El riesgo de que tanto documento quede en papel mojado es elevado, advierten algunos expertos

De momento, el salto desde los ruedos internacionales a la arena nacional se va a hacer esperar en la mayoría de países. En España, quizá más, debido a que el Gobierno en funciones tiene limitadas determinadas decisiones. “¿Podéis imaginar que los parlamentos nacionales se dieran cuenta de que los acuerdos internacionales son buenos para su país? Lo interesante es que la línea nacional e internacional se ha disuelto. Y, por ejemplo, la reducción de la pobreza nacional está relacionada con la paz global. Cuando consigamos que los Objetivos se implementen en el terreno, se lleven al plano real, habremos llegado a casa”, expuso Jan Eliasson, vicesecretario general de la ONU en la Cumbre de Gobiernos celebrada en Dubai a principios de febrero.

Más tarde o temprano, hay consenso entre diversas fuentes consultadas, en que para llegar a ese punto que imagina Eliasson los países deberán seleccionar sus ocho, 10 o 12 —según a quién se pregunte— grandes retos prioritarios a cumplir y en qué medida y porcentaje se comprometen. La Agenda entera con sus 17 Objetivos, 169 metas y más de 200 indicadores es inabarcable, dicen. Después, los mandatarios deberán aprobar políticas encaminadas a conseguir lo prometido y medir los resultados de sus decisiones y acciones.

Para ello, será necesario crear registros y departamentos de estadística allí donde no existan —una revolución de datos, se dice— así como una arquitectura institucional encargada de coordinar y controlar en el nivel nacional la implementación. En este sentido, Colombia lidera el proceso de diseño y prueba de un sistema. En España, varias voces y entidades han sugerido la creación de un ministerio o vicepresidencia de desarrollo sostenible que se encargue de alinear el trabajo de los ministerios implicados con los ODS y realizar el seguimiento.

Otro proceso. Más etapas, informes y reuniones

El calendario está plagado de citas de despacho. “Muy importante será la de julio del High Level Political Forum (HLPF) en Nueva York, que es el foro clave para el seguimiento anual de la agenda 2030. Esta de 2016 es la primera que se celebra con los ODS aprobados, será un banco de prueba para las siguientes que se realizarán cada cuatro años. Ya hay 14 países voluntarios para presentar un informe nacional (National Review), entre ellos Francia y Alemania, detalla Pedrajas.

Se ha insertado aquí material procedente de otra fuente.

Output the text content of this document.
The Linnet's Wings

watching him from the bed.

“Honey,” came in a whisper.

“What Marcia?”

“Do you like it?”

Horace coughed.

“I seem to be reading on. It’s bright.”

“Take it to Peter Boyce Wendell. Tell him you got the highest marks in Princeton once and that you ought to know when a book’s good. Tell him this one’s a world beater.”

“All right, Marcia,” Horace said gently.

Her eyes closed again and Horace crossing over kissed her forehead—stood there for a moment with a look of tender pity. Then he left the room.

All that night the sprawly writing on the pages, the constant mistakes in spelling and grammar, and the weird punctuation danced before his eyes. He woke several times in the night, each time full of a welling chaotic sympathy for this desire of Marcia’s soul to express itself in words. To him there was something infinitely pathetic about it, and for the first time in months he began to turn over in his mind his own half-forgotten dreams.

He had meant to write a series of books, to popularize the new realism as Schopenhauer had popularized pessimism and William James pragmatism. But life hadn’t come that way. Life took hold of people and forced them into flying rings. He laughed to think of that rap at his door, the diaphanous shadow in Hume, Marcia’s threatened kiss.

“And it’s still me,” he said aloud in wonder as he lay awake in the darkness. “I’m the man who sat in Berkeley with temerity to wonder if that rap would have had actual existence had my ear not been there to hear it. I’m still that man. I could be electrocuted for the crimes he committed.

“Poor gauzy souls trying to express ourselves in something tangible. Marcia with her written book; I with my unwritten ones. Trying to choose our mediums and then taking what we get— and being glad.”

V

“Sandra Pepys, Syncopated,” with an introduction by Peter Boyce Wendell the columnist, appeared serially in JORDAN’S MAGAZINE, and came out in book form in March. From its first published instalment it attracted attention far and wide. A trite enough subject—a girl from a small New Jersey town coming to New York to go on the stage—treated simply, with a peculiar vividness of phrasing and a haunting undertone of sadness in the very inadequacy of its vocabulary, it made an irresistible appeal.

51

¿Podéis imaginar que los parlamentos nacionales se dieran cuenta de que los acuerdos internacionales son buenos para su país? JAN ELIASSON, VICESECRETARIO GENERAL DE LA ONU
He aquí que nos encontramos con el hecho de que unos países ya elaboran informes nacionales de progreso y otros ya han creado sus instituciones, aunque aún faltan semanas para la aprobación de los indicadores de medición globales y muchos meses para los nacionales. Cuanto más, para la presentación de los resultados anualmente que serán una suerte de auto auditoría. Todo a medida y elección de cada país. Todo voluntario. “Me pregunto si la ONU será capaz, como hace el Comité de Ayuda al Desarrollo de la OCDE, de publicar una evaluación del grado de cumplimiento de los compromisos en un país como España”, reflexiona Gonzalo Fanjul.

Rodríguez, de Greenpeace y REDS, lo tiene claro: no cree que los ODS vayan a impregnar la acción de un Gobierno en España, sino al revés. “Será la acción de gobierno la que se encaje en la agenda”, explica. En su opinión, se seguirán tomando decisiones independientemente de lo acordado y se observará cuando toque qué se ha cumplido y eso será lo que se exponga como conseguido. “Es tan amplia que, además, es posible que los gobiernos jueguen al regate y elijan solo unas pocas metas para cumplir”, abunda Fanjul. Un riesgo que también observa Kathy Calvin, presidenta de la UN Foundation: “Puede ser que cada país haga su agenda solo con lo que quiere y sabe que va a lograr”. Pero es optimista. No cree tal actitud vaya a ser la más generalizada pues hay muchos observadores vigilando, desde ONG, organismos supranacionales, los medios de comunicación e incluso unos países a otros, menciona en una conversación con PlanetaFuturo/EL PAÍS durante la Cumbre de Gobiernos de Dubai a la que acudió para difundir la importancia de los nuevos ODS.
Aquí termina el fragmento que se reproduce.